Bracing for impact may cost sector millions

Universities 'falling over themselves' to hire staff to handle REF case studies. Paul Jump reports

October 11, 2012

The UK higher education sector could spend in excess of £2 million a year on the salaries of staff recruited to help institutions handle the impact element of the research excellence framework.

The figure was revealed by a Freedom of Information request submitted by Times Higher Education to all mainstream UK universities asking how much they are spending to recruit staff to help write impact case studies.

The case studies will form the basis of the assessment of each university's research impact, which will account for 20 per cent of their scores in the 2014 REF.

Of 124 institutions surveyed, 36 have appointed or seconded staff to work at least partly on impact. Four others have employed external consultants and another four are paying graduate interns.

Fifty-nine institutions say they have no plans to recruit anyone, while six are undecided.

Some did not release the information. One, Glasgow Caledonian University, claims that to do so would substantially prejudice its commercial interests.

The 37 universities that have provided salary details for REF-related personnel would commit just over £2.2 million a year between them if all appointees were paid at the top end of their salary scales.

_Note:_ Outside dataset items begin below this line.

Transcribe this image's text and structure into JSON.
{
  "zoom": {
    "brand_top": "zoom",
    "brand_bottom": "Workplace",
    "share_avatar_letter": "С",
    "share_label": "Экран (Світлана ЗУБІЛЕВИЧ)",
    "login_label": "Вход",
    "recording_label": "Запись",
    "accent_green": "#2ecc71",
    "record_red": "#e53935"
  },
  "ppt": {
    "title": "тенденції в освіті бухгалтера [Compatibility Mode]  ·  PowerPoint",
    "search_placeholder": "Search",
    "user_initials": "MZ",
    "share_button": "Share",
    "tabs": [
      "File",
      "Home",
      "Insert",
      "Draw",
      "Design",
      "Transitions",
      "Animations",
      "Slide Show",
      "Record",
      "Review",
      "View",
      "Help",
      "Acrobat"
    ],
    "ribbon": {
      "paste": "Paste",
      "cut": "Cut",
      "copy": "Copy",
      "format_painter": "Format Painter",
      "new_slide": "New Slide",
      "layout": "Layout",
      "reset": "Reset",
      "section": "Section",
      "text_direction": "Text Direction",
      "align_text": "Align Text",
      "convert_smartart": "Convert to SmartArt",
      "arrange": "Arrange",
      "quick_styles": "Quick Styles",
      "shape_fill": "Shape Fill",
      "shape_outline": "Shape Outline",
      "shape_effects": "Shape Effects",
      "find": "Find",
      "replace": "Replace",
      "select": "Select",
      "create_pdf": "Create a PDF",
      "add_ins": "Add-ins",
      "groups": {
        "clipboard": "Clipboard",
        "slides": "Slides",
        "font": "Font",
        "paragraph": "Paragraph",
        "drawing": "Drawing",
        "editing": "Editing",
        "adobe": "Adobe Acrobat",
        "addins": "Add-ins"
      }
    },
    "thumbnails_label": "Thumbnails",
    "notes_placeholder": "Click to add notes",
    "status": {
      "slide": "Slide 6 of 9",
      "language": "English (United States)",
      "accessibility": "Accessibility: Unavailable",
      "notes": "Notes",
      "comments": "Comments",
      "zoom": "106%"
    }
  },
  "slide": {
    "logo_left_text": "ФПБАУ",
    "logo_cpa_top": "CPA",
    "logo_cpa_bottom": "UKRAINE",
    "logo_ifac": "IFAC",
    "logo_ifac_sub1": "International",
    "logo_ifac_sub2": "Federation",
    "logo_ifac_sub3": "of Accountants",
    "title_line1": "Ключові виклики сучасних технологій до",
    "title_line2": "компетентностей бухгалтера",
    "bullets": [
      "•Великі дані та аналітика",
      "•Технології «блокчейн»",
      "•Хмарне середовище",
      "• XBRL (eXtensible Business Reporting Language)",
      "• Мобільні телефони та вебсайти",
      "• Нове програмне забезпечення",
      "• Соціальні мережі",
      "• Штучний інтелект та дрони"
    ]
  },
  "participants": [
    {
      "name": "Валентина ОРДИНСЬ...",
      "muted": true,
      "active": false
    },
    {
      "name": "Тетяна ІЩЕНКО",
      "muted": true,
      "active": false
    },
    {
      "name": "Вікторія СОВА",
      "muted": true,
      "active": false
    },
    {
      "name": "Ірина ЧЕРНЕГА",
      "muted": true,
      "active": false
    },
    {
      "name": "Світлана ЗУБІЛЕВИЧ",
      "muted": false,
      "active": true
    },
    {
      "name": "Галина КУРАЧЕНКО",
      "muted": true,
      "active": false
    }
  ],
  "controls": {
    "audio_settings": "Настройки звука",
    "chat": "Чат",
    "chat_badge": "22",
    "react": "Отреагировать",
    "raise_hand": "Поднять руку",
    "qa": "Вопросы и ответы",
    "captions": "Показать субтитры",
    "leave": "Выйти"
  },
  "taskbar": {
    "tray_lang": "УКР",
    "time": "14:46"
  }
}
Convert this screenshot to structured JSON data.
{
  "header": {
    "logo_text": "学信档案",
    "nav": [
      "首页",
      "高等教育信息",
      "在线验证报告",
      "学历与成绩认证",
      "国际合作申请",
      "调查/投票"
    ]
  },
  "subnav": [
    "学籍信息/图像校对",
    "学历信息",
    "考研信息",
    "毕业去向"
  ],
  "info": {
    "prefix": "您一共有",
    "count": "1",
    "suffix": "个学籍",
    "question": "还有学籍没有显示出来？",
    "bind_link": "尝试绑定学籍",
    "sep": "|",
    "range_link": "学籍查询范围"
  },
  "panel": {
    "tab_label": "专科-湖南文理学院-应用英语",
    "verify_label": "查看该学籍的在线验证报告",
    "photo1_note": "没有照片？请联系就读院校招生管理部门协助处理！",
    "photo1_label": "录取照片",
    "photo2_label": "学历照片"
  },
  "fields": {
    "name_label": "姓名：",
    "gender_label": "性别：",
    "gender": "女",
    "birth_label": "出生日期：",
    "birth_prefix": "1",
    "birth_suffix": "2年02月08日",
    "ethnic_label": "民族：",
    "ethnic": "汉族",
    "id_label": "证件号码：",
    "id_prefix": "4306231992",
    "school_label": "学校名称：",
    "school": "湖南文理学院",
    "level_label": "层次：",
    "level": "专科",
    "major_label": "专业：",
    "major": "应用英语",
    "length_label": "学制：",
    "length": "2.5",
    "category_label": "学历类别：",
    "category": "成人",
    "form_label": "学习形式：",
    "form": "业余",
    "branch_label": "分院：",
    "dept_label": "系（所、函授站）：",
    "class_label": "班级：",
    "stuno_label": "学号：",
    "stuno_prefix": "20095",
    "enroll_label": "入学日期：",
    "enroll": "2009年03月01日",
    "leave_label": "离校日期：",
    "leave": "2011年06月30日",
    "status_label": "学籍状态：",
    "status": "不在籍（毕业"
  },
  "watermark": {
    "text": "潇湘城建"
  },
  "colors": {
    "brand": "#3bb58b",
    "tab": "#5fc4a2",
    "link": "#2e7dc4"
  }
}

The 25 universities employing staff exclusively to work on impact would spend just over £1.4 million between them under the same circumstances, averaging nearly £52,000 per institution.

Big spenders

Eyebrows were first raised about universities' potential spending on the impact element of the REF earlier this year when University College London advertised for four "editorial consultants" to help its academics prepare impact case studies.

The university confirmed that the posts would cost it up to £163,000 a year.

UCL's vice-provost for research, David Price, said that a combination of academic leaders and professional staff "with a close knowledge of and intellectual focus on the administrative and management process involved" had worked well for the university in the past.

He said that to flourish within the "complex opportunities of the contemporary UK system", universities required "a productive partnership between fine scientists and scholars and outstanding professional support staff".

He added: "Because of its novelty and significance, REF impact assessment brings that need out particularly clearly, but it is far from unusual."

The University of Manchester could be one of the biggest spenders on impact.

Its various faculties plan to hire up to eight people - two of whom will be part-time - with at least some involvement with impact, at a combined cost of up to £212,000.

One faculty is still "considering its options".

A spokesman for the university said: "In the last research assessment exercise, the University of Manchester entered more units of assessment than any other university, so it is not surprising our costs are higher."

He added that the information collected for the REF would also be "useful for a range of management purposes, as we are committed to ensuring that our research achieves impact beyond academia and yields economic, social and cultural benefits whenever the opportunity arises".

Most of those making impact-related appointments are research-intensive universities, although 18 teaching-led institutions have done so as well.

Of the 24 Russell Group and 15 1994 Group institutions, only five do not foresee recruiting staff in this area.

Logical in the circumstances

The REF results will be used to allocate quality-related (QR) research funding, which in the current spending cycle amounts to nearly £1.6 billion a year in England alone.

John Holmwood, co-founder of the Campaign for the Public University and professor of sociology at the University of Nottingham, said that recruiting people to help prepare case studies and share good practice across units of assessment was a "necessary and understandable response to an exercise for which there is no real precedent but significant sums of money at stake".

But he worried about the prospect of university knowledge-transfer offices developing centralised impact strategies that could disadvantage blue-skies research.

Philip Moriarty, professor of physics at Nottingham and an outspoken critic of the impact agenda, agreed that it was not surprising that universities were "falling over themselves" to maximise their scores in the REF's potentially "game-changing" impact element.

But he added: "I find it utterly depressing that what looks like millions of pounds will be spent across the sector in order to fine-tune the arguments for what is an entirely flawed metric in many cases."